From The
Archives Of The Struggle Against Climate Change And Animal Preservation-West
Coast Version-Professor Johnny Allan-Climate Guru And Con Artist-Part 3
By Bart Webber
The word scallywag
had very precise historical connotation about low-lives, drifters, medicine show
junkies, card sharks, fornicators, adulterers not covered by the previous designation,
bowling addicts, hell, maybe bocce too, grifters, a class different from con
men and three card monte artist, midnight shifters and every kind of fixer, bag
man and demon holy goof. Maybe all of those terms fit a son of the South from
whence the term came when all hell, according to the residents anyway, when the
South met it righteous defeat back in the 1860s and every such type descended on
the old Confederacy lands. All of this historical extra to place one Professor
Johnny Allan in context before we go through another battle royale with that
ill-gotten brother.
I am not a particular
fan of genealogy in arguing against some great injustice as here when one
Johnny Allan is trying to still hold me up for some serious money for “defaming”

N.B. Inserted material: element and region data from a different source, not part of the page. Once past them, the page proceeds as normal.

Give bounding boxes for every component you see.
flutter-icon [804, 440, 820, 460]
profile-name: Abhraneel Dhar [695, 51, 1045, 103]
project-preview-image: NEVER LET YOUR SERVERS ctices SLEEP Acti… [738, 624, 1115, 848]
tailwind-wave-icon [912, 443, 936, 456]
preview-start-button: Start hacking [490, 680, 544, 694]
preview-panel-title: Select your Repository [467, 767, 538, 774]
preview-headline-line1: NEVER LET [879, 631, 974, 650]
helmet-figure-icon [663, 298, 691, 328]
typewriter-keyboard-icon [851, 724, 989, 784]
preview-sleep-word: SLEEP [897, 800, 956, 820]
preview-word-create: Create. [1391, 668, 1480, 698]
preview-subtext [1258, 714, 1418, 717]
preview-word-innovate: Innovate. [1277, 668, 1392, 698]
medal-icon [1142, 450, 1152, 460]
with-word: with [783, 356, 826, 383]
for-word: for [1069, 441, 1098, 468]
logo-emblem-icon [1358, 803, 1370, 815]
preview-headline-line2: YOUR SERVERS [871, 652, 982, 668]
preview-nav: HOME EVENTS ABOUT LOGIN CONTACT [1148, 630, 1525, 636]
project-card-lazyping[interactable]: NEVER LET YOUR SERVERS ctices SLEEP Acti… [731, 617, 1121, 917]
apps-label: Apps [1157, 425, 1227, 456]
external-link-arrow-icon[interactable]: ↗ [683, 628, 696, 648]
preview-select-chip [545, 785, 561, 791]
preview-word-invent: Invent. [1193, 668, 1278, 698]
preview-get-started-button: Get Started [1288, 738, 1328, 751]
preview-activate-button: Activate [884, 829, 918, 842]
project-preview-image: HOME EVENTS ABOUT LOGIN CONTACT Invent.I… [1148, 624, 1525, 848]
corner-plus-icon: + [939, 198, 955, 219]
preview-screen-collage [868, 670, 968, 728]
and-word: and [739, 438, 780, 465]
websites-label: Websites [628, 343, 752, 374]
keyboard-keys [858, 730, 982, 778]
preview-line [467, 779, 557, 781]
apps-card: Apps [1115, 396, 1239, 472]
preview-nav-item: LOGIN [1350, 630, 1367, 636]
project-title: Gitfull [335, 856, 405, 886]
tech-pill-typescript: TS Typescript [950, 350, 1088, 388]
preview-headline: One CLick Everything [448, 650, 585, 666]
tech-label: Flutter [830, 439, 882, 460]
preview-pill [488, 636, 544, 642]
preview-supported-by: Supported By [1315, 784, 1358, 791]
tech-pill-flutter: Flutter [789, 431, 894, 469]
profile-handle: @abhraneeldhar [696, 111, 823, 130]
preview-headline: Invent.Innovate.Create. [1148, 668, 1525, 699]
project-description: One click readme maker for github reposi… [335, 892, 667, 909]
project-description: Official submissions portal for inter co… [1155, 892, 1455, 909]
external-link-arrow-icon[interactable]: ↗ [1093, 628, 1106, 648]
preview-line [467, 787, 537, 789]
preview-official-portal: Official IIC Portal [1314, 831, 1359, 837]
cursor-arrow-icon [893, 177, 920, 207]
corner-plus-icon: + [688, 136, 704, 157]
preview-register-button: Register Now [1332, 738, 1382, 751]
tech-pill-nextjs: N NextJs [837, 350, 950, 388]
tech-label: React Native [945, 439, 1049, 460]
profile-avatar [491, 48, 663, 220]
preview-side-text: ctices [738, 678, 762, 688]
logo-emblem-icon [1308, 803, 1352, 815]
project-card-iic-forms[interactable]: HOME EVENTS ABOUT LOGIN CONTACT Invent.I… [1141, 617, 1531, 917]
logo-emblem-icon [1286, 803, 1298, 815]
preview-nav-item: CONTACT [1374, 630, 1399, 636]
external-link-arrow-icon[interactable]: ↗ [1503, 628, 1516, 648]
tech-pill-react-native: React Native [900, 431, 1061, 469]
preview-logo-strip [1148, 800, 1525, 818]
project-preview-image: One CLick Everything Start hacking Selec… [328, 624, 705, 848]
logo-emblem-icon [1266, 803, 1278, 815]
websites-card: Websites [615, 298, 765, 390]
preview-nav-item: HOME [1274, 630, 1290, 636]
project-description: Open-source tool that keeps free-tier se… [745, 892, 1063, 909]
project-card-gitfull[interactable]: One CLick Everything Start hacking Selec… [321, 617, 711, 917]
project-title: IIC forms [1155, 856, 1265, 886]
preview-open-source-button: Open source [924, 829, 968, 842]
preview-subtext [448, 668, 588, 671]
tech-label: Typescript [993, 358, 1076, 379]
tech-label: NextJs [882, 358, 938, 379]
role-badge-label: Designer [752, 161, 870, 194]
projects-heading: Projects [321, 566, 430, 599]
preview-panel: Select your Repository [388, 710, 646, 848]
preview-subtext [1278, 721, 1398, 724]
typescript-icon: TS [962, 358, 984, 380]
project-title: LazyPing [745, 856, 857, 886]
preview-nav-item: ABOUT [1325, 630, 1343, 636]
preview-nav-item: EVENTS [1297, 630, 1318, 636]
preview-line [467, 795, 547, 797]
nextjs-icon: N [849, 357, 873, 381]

him about his past as a con man and fraud to the detriment of his crumb bum business,
basically a stall in the Olde Town market in San Diego filled with derelict objects
and moth-eaten clothing, especially the serapes as he had tried to pass himself
off as some Tex-Mex refugee seeking the golden road in Estados Unidos. According
to a couple of biographical exposes of Johnny was born not in Texas as now
claimed but in Greenville, South Carolina. Most importantly his roots in the
South go back to a scalawag great-grandfather who headed South after dodging
the Union draft in the Civil War. Headed south for one very obvious reason
about ten proud Yankee farmers were ready to string him up, ready to hang him
high for stealing their pigs. The subsequent generations were no better except
once they got through to the 20th century they had established themselves
in various South Carolina town where the con man, the studied drifter, the two-bit
grifter, the local grafter and the ten percent shavers had some cache. (With the
proviso that the cache was more urban legend than fact and that pleased crowd
were not victimized like those long-ago Yankee farmers)
So these are Johnny
Allan’s bloodlines as we yet again go mano a mano over some legal dispute which
thus far is all smoke and mirrors since everything I have written is true and
Johnny and his lawyer just think they have a fish to fry. Frankly I thought
that the last “exchange” would have ended our relationship. That is when I
published a photograph taken of Johnny and his coterie playing golf at a swanky
Carmel resort he was supposed to be in Africa saving some endangered species.
He had set up a fund based on his recognized work in that area and pocketed most
of the dough himself. Clearly criminal behavior which the government wanted to
pursue but the various environmental organizations affected preferred to let it
go rather than hurt their own revenues from such donations.
This should be
the show-stopper, the thing that gets Johnny and that damned illiterate lawyer
off my back. A friend of mine from U/Cal-San Diego at my request went to see
Johnny’s so-called business in Olde Town. She reported back that if there were
a settlement between us to avoid court it should be for about three dollars, US
since his stall was from nowhere. I thought the photo expose of Johnny and
cronies on the golf course would do the trick so I didn’t think about this
until later. The whole set-up was a front, was a front for Johnny’s drug-dealing,
white slavery trade, fake antique hustling in short what you would expect
somebody like the good professor to do. How do I know. Well that good friend
spent several hours for a couple of days observing what was going on in that stall
and it wasn’t tourists seeking knickknacks. This should set Johnny back on his heels
a bit. Yeah, every bit a son, a grandson, a great-grandson of scalawags.